American Greatness publisher Chris Buskirk spoke with Cahaly a few weeks before the election, with Cahaly convinced of a “shy Trump” vote. 

That much-derided theory is now incontrovertible. Despite four years of mainstream media gaslighting and psychodrama, President Trump drew around seven percentage points more of the popular vote than virtually any mainstream pollster envisaged. 

When two-thirds of Americans, especially those of a conservative or center-right bent, feel they cannot express their true opinion without social consequence, a shy vote is inevitable. It’s whether one chooses to see what is in front of one’s nose that counts. 

As in 2016, mainstream pollsters are now busy formulating their latest model, the one of plausible excuse. 

We know what happens next.

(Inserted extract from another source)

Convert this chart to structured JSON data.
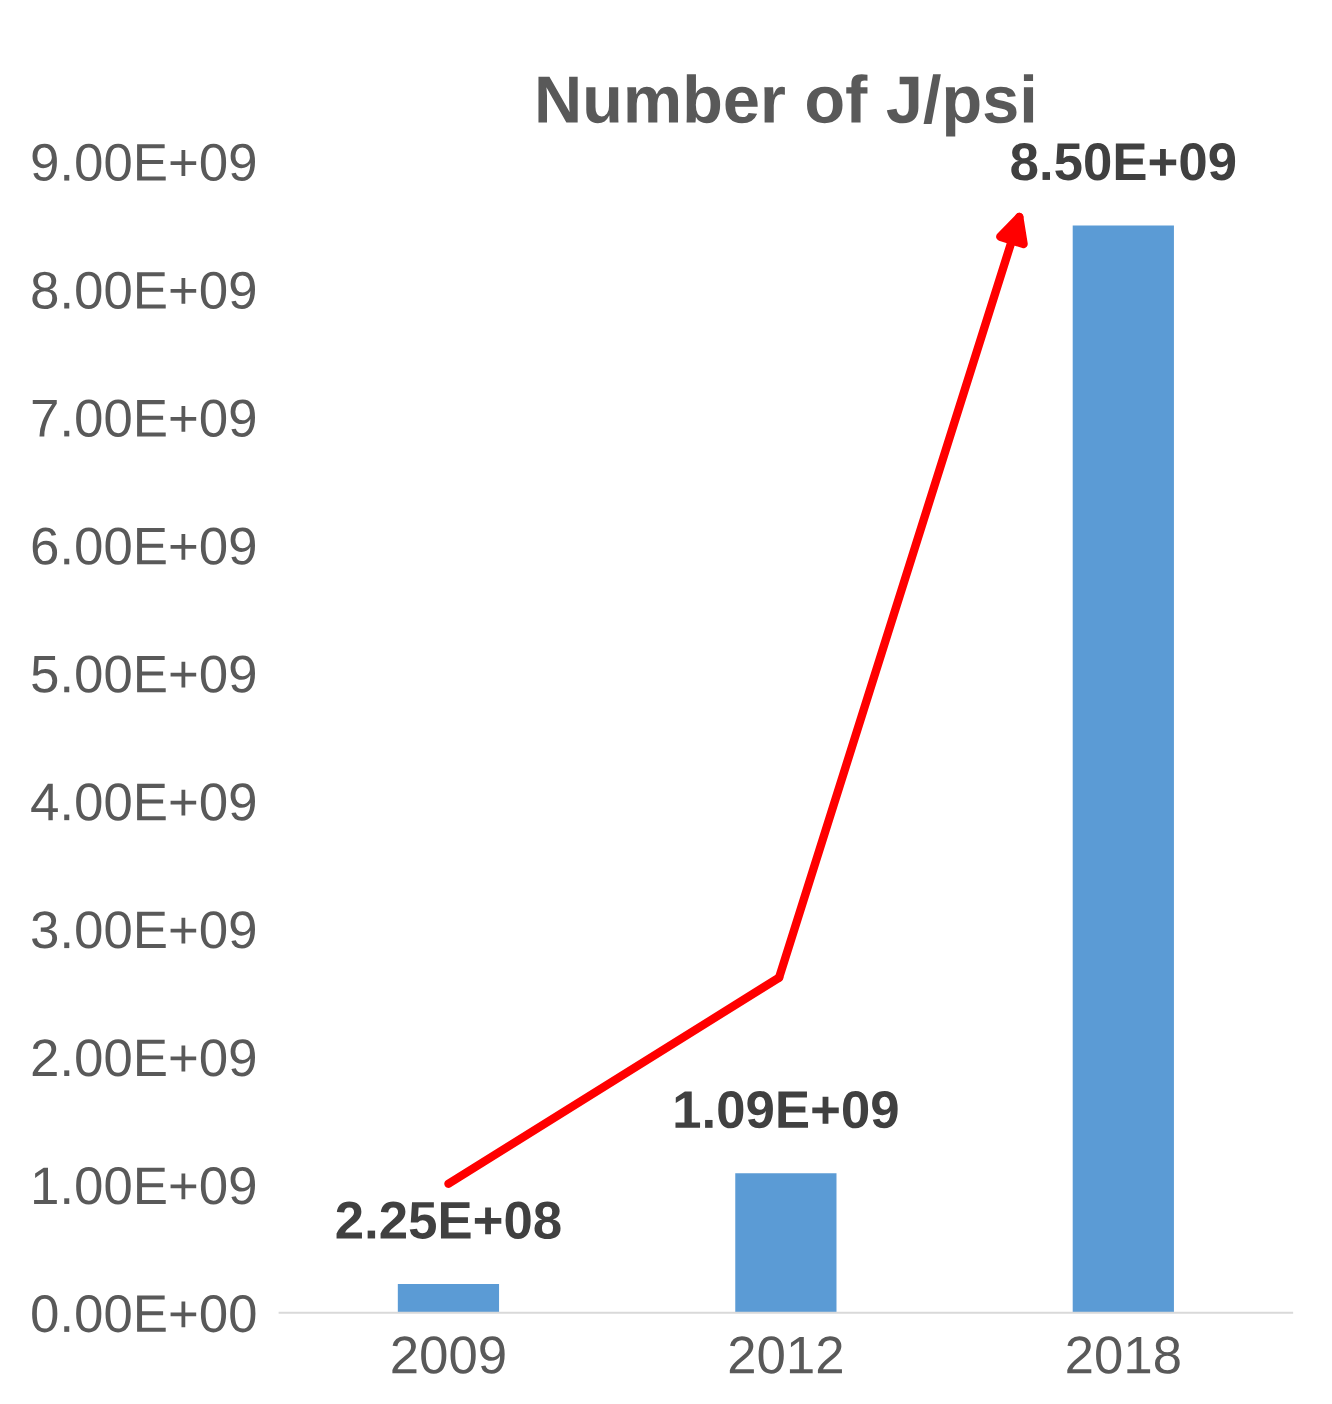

Fast-forward four years, Republican nominee Ron DeSantis trails Kamala Harris by six points and is losing even his home state of Florida. Harris, after much rancor, won the Democratic nomination after President Joe Biden, mired by recession and ruthless assaults from his party’s progressive wing, stepped down. 

The mainstream media and pollsters talk of the first female president. Kamala Harris is assured victory. 

Of course, nobody except the most gullible believes the polls. DeSantis wins the White House, completing the Republican midterm takeover of the House of Representatives.

Nobody gave the polls a look. They learned their lesson. 

About Christopher Gage

Christopher Gage is a British political journalist.